Ertaş’s music, perhaps, can best be called the blues of Central Anatolia, home to the bozlak, the rhapsodic, at times improvised music of the bards. His work included a vast array of traditional music, including the works of the pre-modern Turkoman bards such as Karacaoğlan and Dadaloğlu.

However, the greatest inspiration for Ertaş’s music might be much closer to home – his father, the late Muharrem Ertaş, a folk poet and singer as well. When Ertaş was young, he and his father appropriated the tradition of the traveling bard to their lifestyle, traveling from village to village throughout Central Anatolia, playing their bağlamas and singing at weddings. In line with his wish, Ertaş is going to be buried next to his father in their hometown of Kırşehir.

The traveling bard

Traveling was always an integral part of Ertaş’s life and career, as he moved from Kırşehir to Ankara in the early 1950s, playing initially in nightclubs and at weddings. Later, he moved to Istanbul and released his first album. As his career flourished at dozens of concerts to adoring crowds and new albums, he moved back to Ankara, and later to Germany in the 1970s for medical treatment, only to stay there.

The singer had been called the “Plectrum of the Steppe” in pop culture for decades, and the origin of the name had been the subject of much speculation, but it was revealed recently in a story published on Ertaş’s official website. As the story goes, a group of Ertaş fans bought a book by the legendary Turkish writer Yaşar Kemal and sent the book to Ertaş, who was serving time in a prison in Yugoslavia, as a gesture of their support. Inside the cover, they wrote “To the Great Plectrum of the Steppe,” and each signed their name.

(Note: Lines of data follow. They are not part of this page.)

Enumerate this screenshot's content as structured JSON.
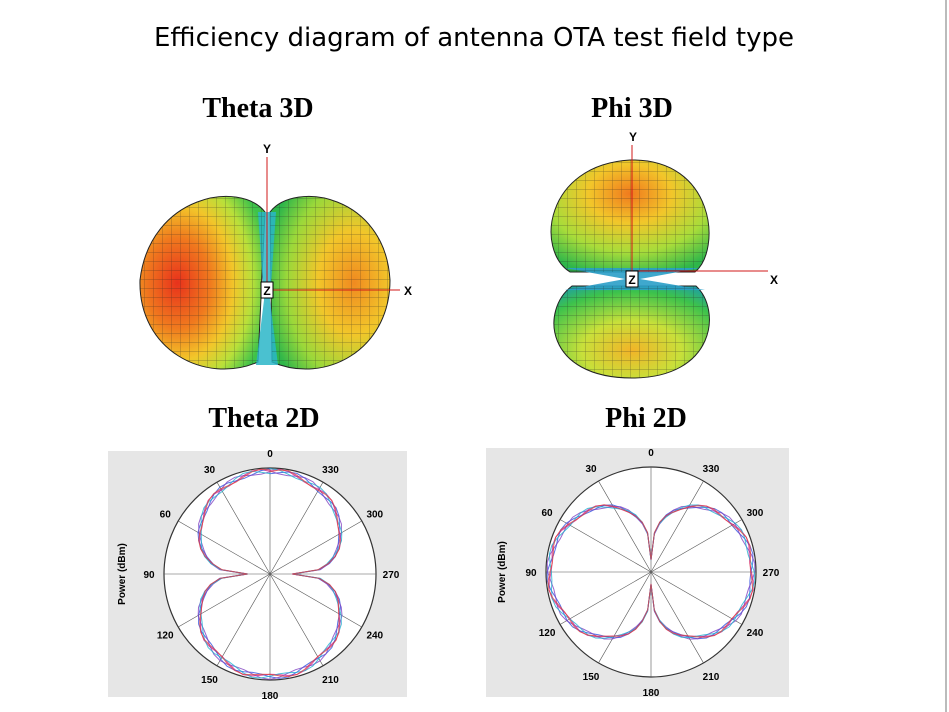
{
  "title": "Efficiency diagram of antenna OTA test field type",
  "plots_3d": [
    {
      "title": "Theta 3D",
      "axes": {
        "y": "Y",
        "x": "X",
        "z": "Z"
      }
    },
    {
      "title": "Phi 3D",
      "axes": {
        "y": "Y",
        "x": "X",
        "z": "Z"
      }
    }
  ],
  "plots_2d": [
    {
      "title": "Theta 2D",
      "y_label": "Power (dBm)",
      "angle_labels": [
        0,
        30,
        60,
        90,
        120,
        150,
        180,
        210,
        240,
        270,
        300,
        330
      ]
    },
    {
      "title": "Phi 2D",
      "y_label": "Power (dBm)",
      "angle_labels": [
        0,
        30,
        60,
        90,
        120,
        150,
        180,
        210,
        240,
        270,
        300,
        330
      ]
    }
  ]
}
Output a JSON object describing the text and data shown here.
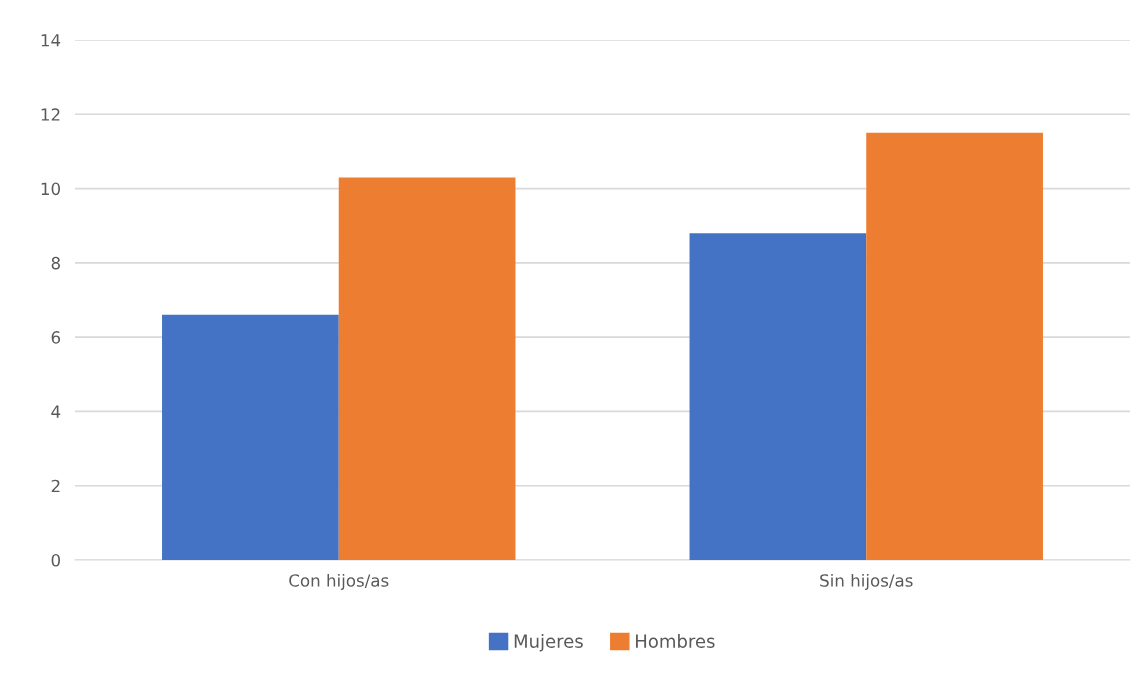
{
  "chart_data": {
    "type": "bar",
    "categories": [
      "Con hijos/as",
      "Sin hijos/as"
    ],
    "series": [
      {
        "name": "Mujeres",
        "color": "#4472c4",
        "values": [
          6.6,
          8.8
        ]
      },
      {
        "name": "Hombres",
        "color": "#ed7d31",
        "values": [
          10.3,
          11.5
        ]
      }
    ],
    "ylim": [
      0,
      14
    ],
    "yticks": [
      0,
      2,
      4,
      6,
      8,
      10,
      12,
      14
    ],
    "grid": "y",
    "legend": "bottom"
  }
}
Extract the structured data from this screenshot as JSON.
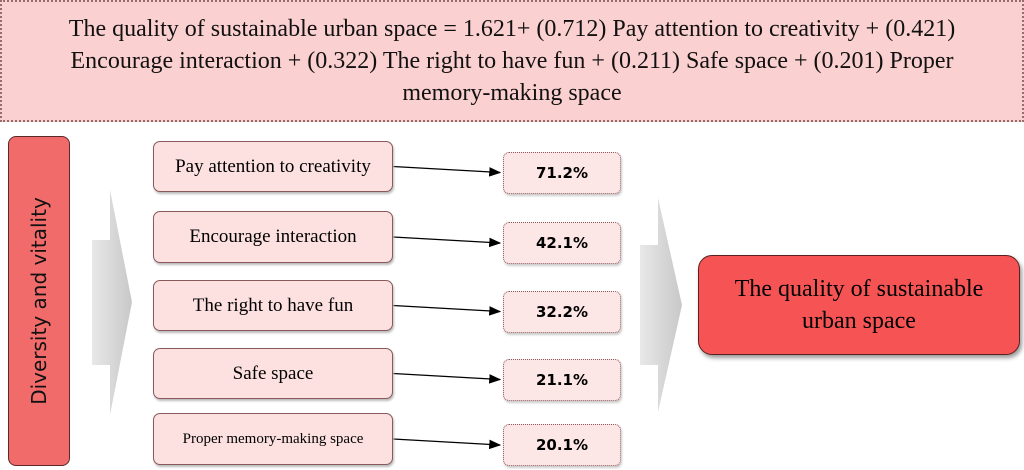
{
  "equation": "The quality of sustainable urban space = 1.621+ (0.712) Pay attention to creativity + (0.421) Encourage interaction + (0.322) The right to have fun + (0.211) Safe space + (0.201) Proper memory-making space",
  "side_label": "Diversity and vitality",
  "factors": [
    {
      "label": "Pay attention to creativity",
      "value": "71.2%"
    },
    {
      "label": "Encourage interaction",
      "value": "42.1%"
    },
    {
      "label": "The right to have fun",
      "value": "32.2%"
    },
    {
      "label": "Safe space",
      "value": "21.1%"
    },
    {
      "label": "Proper memory-making space",
      "value": "20.1%"
    }
  ],
  "result": "The quality of sustainable urban space"
}
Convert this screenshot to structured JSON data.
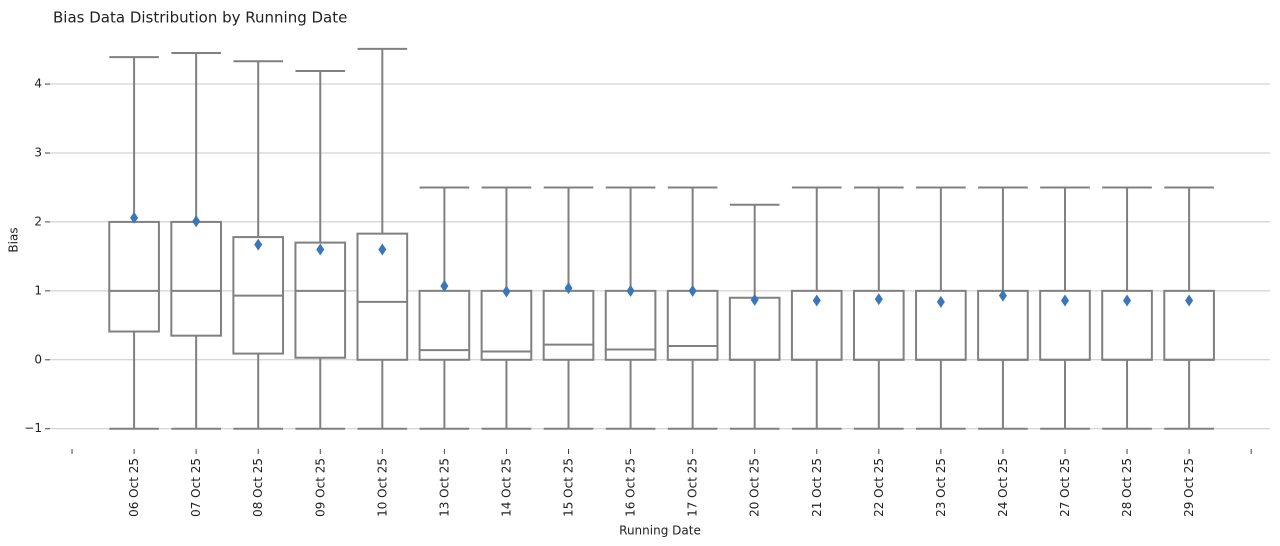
{
  "chart_data": {
    "type": "box",
    "title": "Bias Data Distribution by Running Date",
    "x_label": "Running Date",
    "y_label": "Bias",
    "categories": [
      null,
      "06 Oct 25",
      "07 Oct 25",
      "08 Oct 25",
      "09 Oct 25",
      "10 Oct 25",
      "13 Oct 25",
      "14 Oct 25",
      "15 Oct 25",
      "16 Oct 25",
      "17 Oct 25",
      "20 Oct 25",
      "21 Oct 25",
      "22 Oct 25",
      "23 Oct 25",
      "24 Oct 25",
      "27 Oct 25",
      "28 Oct 25",
      "29 Oct 25",
      null
    ],
    "whisker_low": [
      null,
      -1,
      -1,
      -1,
      -1,
      -1,
      -1,
      -1,
      -1,
      -1,
      -1,
      -1,
      -1,
      -1,
      -1,
      -1,
      -1,
      -1,
      -1,
      null
    ],
    "q1": [
      null,
      0.41,
      0.35,
      0.09,
      0.03,
      0,
      0,
      0,
      0,
      0,
      0,
      0,
      0,
      0,
      0,
      0,
      0,
      0,
      0,
      null
    ],
    "median": [
      null,
      1.0,
      1.0,
      0.93,
      1.0,
      0.84,
      0.14,
      0.12,
      0.22,
      0.15,
      0.2,
      0,
      0,
      0,
      0,
      0,
      0,
      0,
      0,
      null
    ],
    "q3": [
      null,
      2.0,
      2.0,
      1.78,
      1.7,
      1.83,
      1,
      1,
      1,
      1,
      1,
      0.9,
      1,
      1,
      1,
      1,
      1,
      1,
      1,
      null
    ],
    "whisker_high": [
      null,
      4.39,
      4.45,
      4.33,
      4.19,
      4.51,
      2.5,
      2.5,
      2.5,
      2.5,
      2.5,
      2.25,
      2.5,
      2.5,
      2.5,
      2.5,
      2.5,
      2.5,
      2.5,
      null
    ],
    "mean": [
      null,
      2.06,
      2.01,
      1.67,
      1.6,
      1.6,
      1.07,
      0.99,
      1.04,
      1.0,
      1.0,
      0.87,
      0.86,
      0.88,
      0.84,
      0.93,
      0.86,
      0.86,
      0.86,
      null
    ],
    "box_color": "#808080",
    "mean_color": "#3a76b8",
    "ylim": [
      -1.12,
      4.61
    ],
    "yticks": [
      {
        "value": -1,
        "label": "−1"
      },
      0,
      1,
      2,
      3,
      4
    ],
    "grid": true
  }
}
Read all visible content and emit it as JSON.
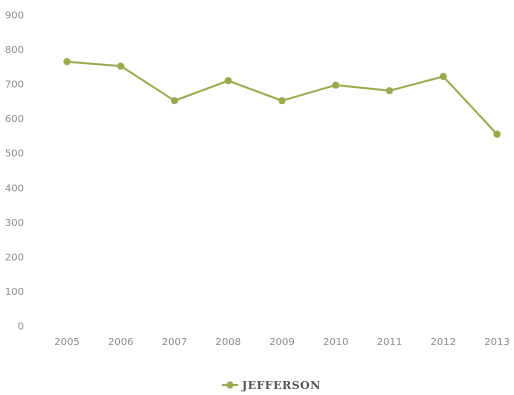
{
  "colors": {
    "series": "#9aaa4e",
    "tick_text": "#8a8a8a",
    "legend_text": "#555555"
  },
  "chart_data": {
    "type": "line",
    "title": "",
    "xlabel": "",
    "ylabel": "",
    "ylim": [
      0,
      900
    ],
    "y_ticks": [
      "0",
      "100",
      "200",
      "300",
      "400",
      "500",
      "600",
      "700",
      "800",
      "900"
    ],
    "grid": false,
    "legend_position": "bottom",
    "categories": [
      "2005",
      "2006",
      "2007",
      "2008",
      "2009",
      "2010",
      "2011",
      "2012",
      "2013"
    ],
    "series": [
      {
        "name": "JEFFERSON",
        "values": [
          765,
          752,
          652,
          710,
          652,
          697,
          681,
          722,
          555
        ]
      }
    ]
  }
}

Soon, Ertaş wrote them a letter, ending it with “See you in the Heaven that is Istanbul.” When Ertaş was released and came back to Istanbul to perform, he received flowers for his first show, with a card written on it, “To the Great Plectrum of the Steppe, Welcome to the Heaven that is Istanbul.” So was the beginning of long-lasting friendships between the artist and his fans, and a name that would stick with Ertaş for life.

In 2000, a concert in Istanbul marked Ertaş’s comeback. Following the three-hour concert to a full auditorium in Istanbul’s Cemil Topuzlu Harbiye Open Air Theater, Ertaş received the Ahilik Art Award, an award presented to him by a state minister.

The comeback also featured two books and a documentary series that represented a late acknowledgment by his country.

Famous folk singer Belkıs Akkale praised him for his unyielding devotion to his roots: “He was a true Anatolian. He never turned his back on his roots, on Anatolia. His songs were the cement for our songs.”

Another bağlama player and singer from a younger generation, Musa Eroğlu, said: “The master was a bridge seen from both sides. We were from different generations, but our hearts were at the same place.”

It was ironic that the immediate reactions to his death did not come from fellow artists but politicians, from Parliament Speaker Cemil Çiçek and Deputy Prime Minister Bülent Arınç to Culture and Tourism Minister Ertuğrul Günay. Earlier in his career, he had refused the State Artist title coveted by many on the grounds that he was “the people’s artist,” and that he would “be happy to have it stay that way.”
He will, indeed, forever remain the people’s artist.